Tra i testimoni chiamati a deporre anche un 37enne di mariano Comense vecchia conoscenza per motivi di droga delle aule giudiziare, nonché spacciatore di metadone di fiducia di Marincat. In aula l’uomo ricordava perfettamente quel lunedì 11 gennaio, quando, verso le dieci di sera si è incontrato con l’imputato per vedergli una boccetta di metadone. La piccola Sharon era stata portata via in elicottero soltanto un paio di ore prima e già si sapeva che era morta. Ma Marincat non ha rinunciato ad andarsi a comprare la dose di metadone. Nel corso dell’incontro con il pusher era sembrato turbato e aveva detto: «Ho fatto una grande c....».

Ma il momento più toccante dell’intera udienza è stato quando mamma Silvia - peraltro sempre costantemente assistita nel corso del dibattimento dalla sua psicologa - e la nonna materna hanno cercato, tra lacrime e singhiozzi, di ripercorrere quel maledetto lunedì e i mesi prima, quando la porta di casa Barni era stata aperta al giovane rumeno.

Le due donne hanno spiegato di aver accolto Marincat come un bravo ragazzo e che sì, Silvia Barni sapeva che faceva uso di droga ma lui le aveva assicurato che prendeva il metadone perché voleva smettere. E che no, mai avevano notato lividi sulla bambina.

Le parole della nonna

La nonna ha poi raccontato di quando è salita in casa per soccorrere la nipotina.

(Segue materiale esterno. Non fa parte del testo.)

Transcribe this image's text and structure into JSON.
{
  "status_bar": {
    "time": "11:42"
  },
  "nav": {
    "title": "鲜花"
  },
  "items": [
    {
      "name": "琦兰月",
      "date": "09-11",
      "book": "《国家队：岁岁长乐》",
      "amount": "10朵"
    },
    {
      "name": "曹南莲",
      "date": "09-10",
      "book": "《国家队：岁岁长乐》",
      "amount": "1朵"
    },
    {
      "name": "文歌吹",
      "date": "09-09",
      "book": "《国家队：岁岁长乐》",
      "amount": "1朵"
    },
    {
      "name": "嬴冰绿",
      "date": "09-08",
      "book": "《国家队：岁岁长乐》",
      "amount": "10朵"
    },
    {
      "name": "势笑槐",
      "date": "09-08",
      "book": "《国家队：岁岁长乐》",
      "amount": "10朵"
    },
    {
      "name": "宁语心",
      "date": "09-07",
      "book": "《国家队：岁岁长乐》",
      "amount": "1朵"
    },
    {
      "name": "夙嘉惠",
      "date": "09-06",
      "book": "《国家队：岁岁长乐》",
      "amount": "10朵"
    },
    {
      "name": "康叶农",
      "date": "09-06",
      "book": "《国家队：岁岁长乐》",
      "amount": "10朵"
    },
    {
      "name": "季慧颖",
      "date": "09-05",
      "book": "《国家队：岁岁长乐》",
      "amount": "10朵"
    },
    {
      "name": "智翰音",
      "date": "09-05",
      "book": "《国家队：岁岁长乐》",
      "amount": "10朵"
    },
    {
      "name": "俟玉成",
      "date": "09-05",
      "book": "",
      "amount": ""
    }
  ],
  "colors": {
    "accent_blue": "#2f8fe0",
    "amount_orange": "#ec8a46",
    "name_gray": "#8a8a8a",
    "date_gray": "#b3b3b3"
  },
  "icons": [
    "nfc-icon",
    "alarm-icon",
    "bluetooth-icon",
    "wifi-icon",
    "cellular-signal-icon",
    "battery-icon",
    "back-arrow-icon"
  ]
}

E di aver capito che ormai non c’era più nulla da fare. Anzi, è certa che la bimba fosse già morta quando ha chiamato i soccorsi.

«Ho provato a rianimarla» ha detto tra la commozione generale (gli stessi giurati popolari hanno fatto fatica a trattenere la commozione).

Si torna in aula il 10 novembre, quando toccherà ai consulenti dell’accusa e sarà la volta dell’imputato. Poi dovrà testimoniare la mamma di Marincat, per raccontare degli abusi e delle violenze che il figlio ha subito dal padre. Premessa per insistere con la richiesta di perizia psichiatrica.